One point, don't play on a table full of fish and then play the same way at the table full of sharks. I didn't hit any flop in the first ten hands and short stacked myself. But also nothing hit, my best hand of two pair was a gabage 9-5 offsuit. Not a good start. I made it two hours but it's hard to catch up to 35,000 stacks with tight players that will only put chips in the middle when they are ahead.
I was in a three way pot in the BB with AK off and decided to shove for 5,000 remaining. I got snap called by the large stack holding pocket sevens and was out. As it turned out the small blind and the under the gun raiser had a big decision so I'm guessing either one or both had an ace. I should have factored it in to my decision. But really at this point I was a short stack.

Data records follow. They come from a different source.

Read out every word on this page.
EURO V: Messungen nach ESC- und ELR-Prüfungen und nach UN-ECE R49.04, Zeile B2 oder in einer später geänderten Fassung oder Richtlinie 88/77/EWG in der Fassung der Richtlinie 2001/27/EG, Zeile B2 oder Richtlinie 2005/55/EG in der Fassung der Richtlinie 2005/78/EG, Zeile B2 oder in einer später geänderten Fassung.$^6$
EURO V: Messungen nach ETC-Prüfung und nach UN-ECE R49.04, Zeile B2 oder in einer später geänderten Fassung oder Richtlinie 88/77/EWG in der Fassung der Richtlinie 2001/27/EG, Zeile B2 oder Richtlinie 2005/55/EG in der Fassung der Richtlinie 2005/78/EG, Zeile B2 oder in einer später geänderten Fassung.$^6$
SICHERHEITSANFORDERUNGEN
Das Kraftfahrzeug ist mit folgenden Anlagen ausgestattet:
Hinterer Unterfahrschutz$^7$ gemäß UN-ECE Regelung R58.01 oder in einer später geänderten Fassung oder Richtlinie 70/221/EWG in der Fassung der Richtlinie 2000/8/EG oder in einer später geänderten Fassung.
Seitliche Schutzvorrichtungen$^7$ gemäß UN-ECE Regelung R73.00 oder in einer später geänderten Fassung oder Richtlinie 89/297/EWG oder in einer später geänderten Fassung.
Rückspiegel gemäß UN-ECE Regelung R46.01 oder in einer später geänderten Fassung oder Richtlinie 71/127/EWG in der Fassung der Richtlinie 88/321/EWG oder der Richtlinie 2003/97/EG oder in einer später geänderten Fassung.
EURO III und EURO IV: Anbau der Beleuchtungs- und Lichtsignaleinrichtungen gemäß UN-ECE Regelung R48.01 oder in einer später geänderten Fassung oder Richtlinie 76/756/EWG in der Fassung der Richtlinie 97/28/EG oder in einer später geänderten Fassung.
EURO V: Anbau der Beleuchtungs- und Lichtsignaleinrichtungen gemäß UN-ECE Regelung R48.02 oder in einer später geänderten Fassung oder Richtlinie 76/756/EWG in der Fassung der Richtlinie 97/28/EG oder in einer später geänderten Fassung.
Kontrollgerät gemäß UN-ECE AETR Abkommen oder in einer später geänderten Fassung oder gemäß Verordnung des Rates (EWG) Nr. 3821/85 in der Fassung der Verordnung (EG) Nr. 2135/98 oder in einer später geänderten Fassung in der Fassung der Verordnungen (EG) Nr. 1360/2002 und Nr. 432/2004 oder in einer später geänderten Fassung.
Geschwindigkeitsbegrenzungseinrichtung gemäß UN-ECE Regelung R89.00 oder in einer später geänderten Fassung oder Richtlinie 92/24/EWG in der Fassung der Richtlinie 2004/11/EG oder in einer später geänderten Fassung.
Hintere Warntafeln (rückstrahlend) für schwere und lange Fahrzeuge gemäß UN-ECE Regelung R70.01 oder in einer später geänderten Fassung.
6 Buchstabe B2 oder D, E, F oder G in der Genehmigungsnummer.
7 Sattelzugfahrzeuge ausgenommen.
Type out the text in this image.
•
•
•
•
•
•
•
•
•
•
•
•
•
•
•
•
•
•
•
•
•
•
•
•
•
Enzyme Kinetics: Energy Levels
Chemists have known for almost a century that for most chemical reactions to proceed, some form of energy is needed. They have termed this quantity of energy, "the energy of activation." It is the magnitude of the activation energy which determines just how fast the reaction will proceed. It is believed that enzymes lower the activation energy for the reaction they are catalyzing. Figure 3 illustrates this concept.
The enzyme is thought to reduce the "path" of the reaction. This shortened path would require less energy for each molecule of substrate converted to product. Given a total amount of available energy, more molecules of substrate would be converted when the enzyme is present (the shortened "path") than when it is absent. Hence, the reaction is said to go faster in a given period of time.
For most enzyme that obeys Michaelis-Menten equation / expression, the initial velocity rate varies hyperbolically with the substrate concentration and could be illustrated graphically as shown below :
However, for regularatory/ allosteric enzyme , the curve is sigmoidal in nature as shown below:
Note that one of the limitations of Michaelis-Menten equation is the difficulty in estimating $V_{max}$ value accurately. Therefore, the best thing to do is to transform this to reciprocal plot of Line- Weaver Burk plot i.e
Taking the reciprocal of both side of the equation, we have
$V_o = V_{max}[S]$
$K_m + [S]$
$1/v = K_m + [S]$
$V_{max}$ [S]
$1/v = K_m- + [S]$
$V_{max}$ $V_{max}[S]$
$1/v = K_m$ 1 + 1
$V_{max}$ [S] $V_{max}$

I know reraising with big slick is an obvious tell. I know for a few chips more a big stack is not going to fold to the overbet. It's not really an option. You need chips badly and this is one of the premium hands. You may not know your opponent but the worst case scenarion is general is a lower pocket pair. Yes sometimes it's aces and that will happen. But in general you are in a race to double up and stay in it or finish. A tournament needs races to go your way at some point in the tournament. If you don't hit your hand that's the reality.
It seems like a bad play with a draw but a large stack can just keep firing on all streets and make you give up without seeing the river. That's just as likely. So if he does just have a pair you are still in it to the end. Sure sometimes it's a set but that's so rare you can't really consider it when you are short stacked. You also have to consider that reraising all in will make some hands fold to let you get some chips some of the time and also they are calling not seeing the flop. You are denying them information - maybe this flop they hit a set or two pair and you have no expected value from your hand.
Plus you can't play scared. Scared money doesn't make money.